Deuxième point parallèle, le lien entre géopolitique des métaux et critères ESG entourant l’exploitation des ressources naturelles doit se révolutionner et éliminer ses scories liées à sa propre financiarisation. L’ESG doit donc standardiser ses critères non financiers, par exemple décider d’exploiter une mine en fonction de l’utilité réelle du métal produit, de la consommation d’eau pour l’extraire, ou bien des populations déplacées pour laisser la place aux mineurs, c’est-à-dire d’une certaine manière régler les bonnes pratiques techniques d’exploitation protectrices de l’environnement et de toutes les parties prenantes. La pertinence de ces normes est parfois impénétrable aux sciences de la métrologie lorsqu’il s’agit de mesurer des exigences en matière d’environnement, de droits de l’homme, de droits sociaux, des communautés, de territoire ou de gouvernance. L’ESG est en quelque sorte une littérature qui cherche sa place au milieu des chiffres de l’ingénieur. Toutefois, le pays qui maîtrise de sérieux atouts dans ce domaine des sciences sociales (philosophie, anthropologie, sociologie… etc.), n’a-t-il pas de sérieux avantages si ses entreprises sont imprégnées de cette culture nationale ? Une RSE française, avec ses critères ESG tricolores, sera différente d’une RSE américaine, japonaise, russe ou chinoise. Laquelle sera la meilleure ? L’autre intérêt de l’outil est sa capacité supérieure à décrypter les canulars, contre-vérités, calomnies, fausses nouvelles et autres infox. C’est un antidote, car il peut les analyser, les expliquer et les démentir. Face à une société équipée d’une bonne RSE, le mensonge devient une chose incertaine.

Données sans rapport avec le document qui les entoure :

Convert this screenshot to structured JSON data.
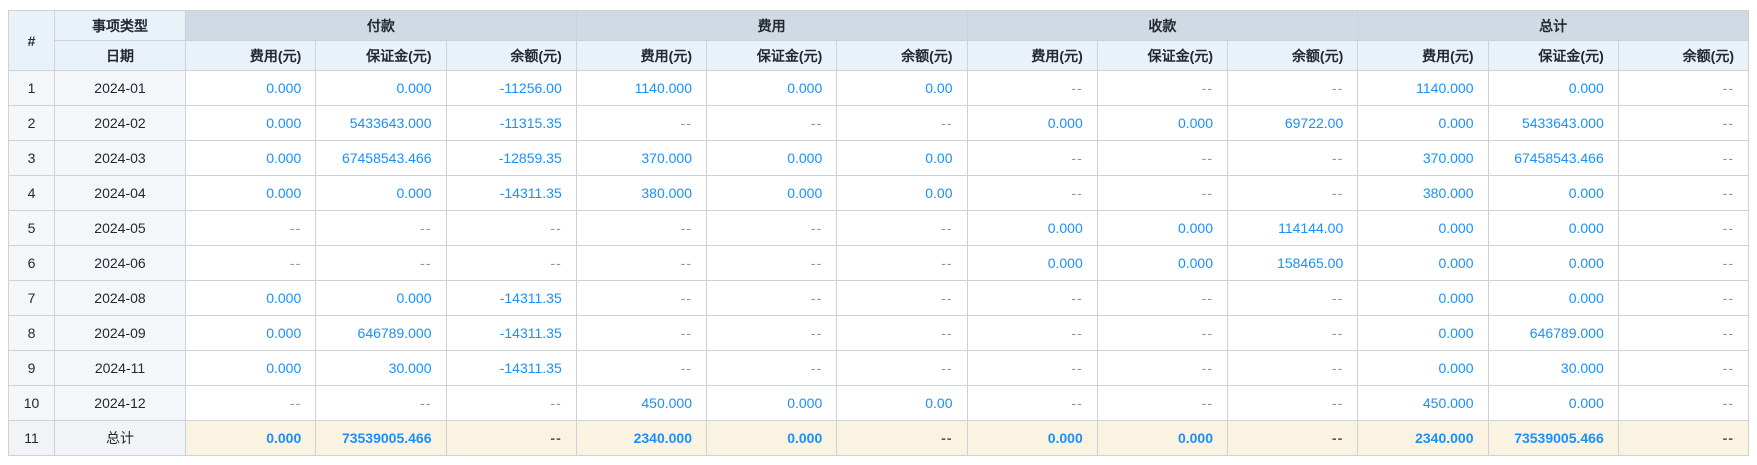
{
  "colors": {
    "value_blue": "#1890ff",
    "dash_gray": "#8f959e",
    "group_header_bg": "#cfdae4",
    "sub_header_bg": "#e9f1f9",
    "row_label_bg": "#f4f6f9",
    "total_row_bg": "#fbf3e1",
    "border": "#cdd1d8"
  },
  "table": {
    "corner_header": "#",
    "row_header_top": "事项类型",
    "row_header_bottom": "日期",
    "groups": [
      {
        "label": "付款"
      },
      {
        "label": "费用"
      },
      {
        "label": "收款"
      },
      {
        "label": "总计"
      }
    ],
    "sub_columns": [
      "费用(元)",
      "保证金(元)",
      "余额(元)"
    ],
    "rows": [
      {
        "index": "1",
        "date": "2024-01",
        "is_total": false,
        "cells": [
          "0.000",
          "0.000",
          "-11256.00",
          "1140.000",
          "0.000",
          "0.00",
          "--",
          "--",
          "--",
          "1140.000",
          "0.000",
          "--"
        ]
      },
      {
        "index": "2",
        "date": "2024-02",
        "is_total": false,
        "cells": [
          "0.000",
          "5433643.000",
          "-11315.35",
          "--",
          "--",
          "--",
          "0.000",
          "0.000",
          "69722.00",
          "0.000",
          "5433643.000",
          "--"
        ]
      },
      {
        "index": "3",
        "date": "2024-03",
        "is_total": false,
        "cells": [
          "0.000",
          "67458543.466",
          "-12859.35",
          "370.000",
          "0.000",
          "0.00",
          "--",
          "--",
          "--",
          "370.000",
          "67458543.466",
          "--"
        ]
      },
      {
        "index": "4",
        "date": "2024-04",
        "is_total": false,
        "cells": [
          "0.000",
          "0.000",
          "-14311.35",
          "380.000",
          "0.000",
          "0.00",
          "--",
          "--",
          "--",
          "380.000",
          "0.000",
          "--"
        ]
      },
      {
        "index": "5",
        "date": "2024-05",
        "is_total": false,
        "cells": [
          "--",
          "--",
          "--",
          "--",
          "--",
          "--",
          "0.000",
          "0.000",
          "114144.00",
          "0.000",
          "0.000",
          "--"
        ]
      },
      {
        "index": "6",
        "date": "2024-06",
        "is_total": false,
        "cells": [
          "--",
          "--",
          "--",
          "--",
          "--",
          "--",
          "0.000",
          "0.000",
          "158465.00",
          "0.000",
          "0.000",
          "--"
        ]
      },
      {
        "index": "7",
        "date": "2024-08",
        "is_total": false,
        "cells": [
          "0.000",
          "0.000",
          "-14311.35",
          "--",
          "--",
          "--",
          "--",
          "--",
          "--",
          "0.000",
          "0.000",
          "--"
        ]
      },
      {
        "index": "8",
        "date": "2024-09",
        "is_total": false,
        "cells": [
          "0.000",
          "646789.000",
          "-14311.35",
          "--",
          "--",
          "--",
          "--",
          "--",
          "--",
          "0.000",
          "646789.000",
          "--"
        ]
      },
      {
        "index": "9",
        "date": "2024-11",
        "is_total": false,
        "cells": [
          "0.000",
          "30.000",
          "-14311.35",
          "--",
          "--",
          "--",
          "--",
          "--",
          "--",
          "0.000",
          "30.000",
          "--"
        ]
      },
      {
        "index": "10",
        "date": "2024-12",
        "is_total": false,
        "cells": [
          "--",
          "--",
          "--",
          "450.000",
          "0.000",
          "0.00",
          "--",
          "--",
          "--",
          "450.000",
          "0.000",
          "--"
        ]
      },
      {
        "index": "11",
        "date": "总计",
        "is_total": true,
        "cells": [
          "0.000",
          "73539005.466",
          "--",
          "2340.000",
          "0.000",
          "--",
          "0.000",
          "0.000",
          "--",
          "2340.000",
          "73539005.466",
          "--"
        ]
      }
    ]
  }
}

L’objectif de ce long article en sept parties était d’indiquer qu’un État sans recherche de souverainetés n’est pas équipé pour le long terme par des solidarités stratégiques, elles-mêmes mettant en œuvre des Doctrines énergétiques, minérales ou agricoles nationales. De la même manière qu’une armée sauvegarde des souverainetés et des solidarités stratégiques, elle ne peut pas opérer sans une doctrine et une stratégie, il nous sera difficile de nous mouvoir dans les ressources naturelles sans un plan. C’est pourquoi, si nous voulons entrer, la France ou l’Europe, dans le Grand Jeu des métaux pour nous assurer une souveraineté en matière de ces ressources naturelles, nous devons d’abord observer le terrain, éliminer les infox, puis développer nos propres doctrines énergétiques et minérales.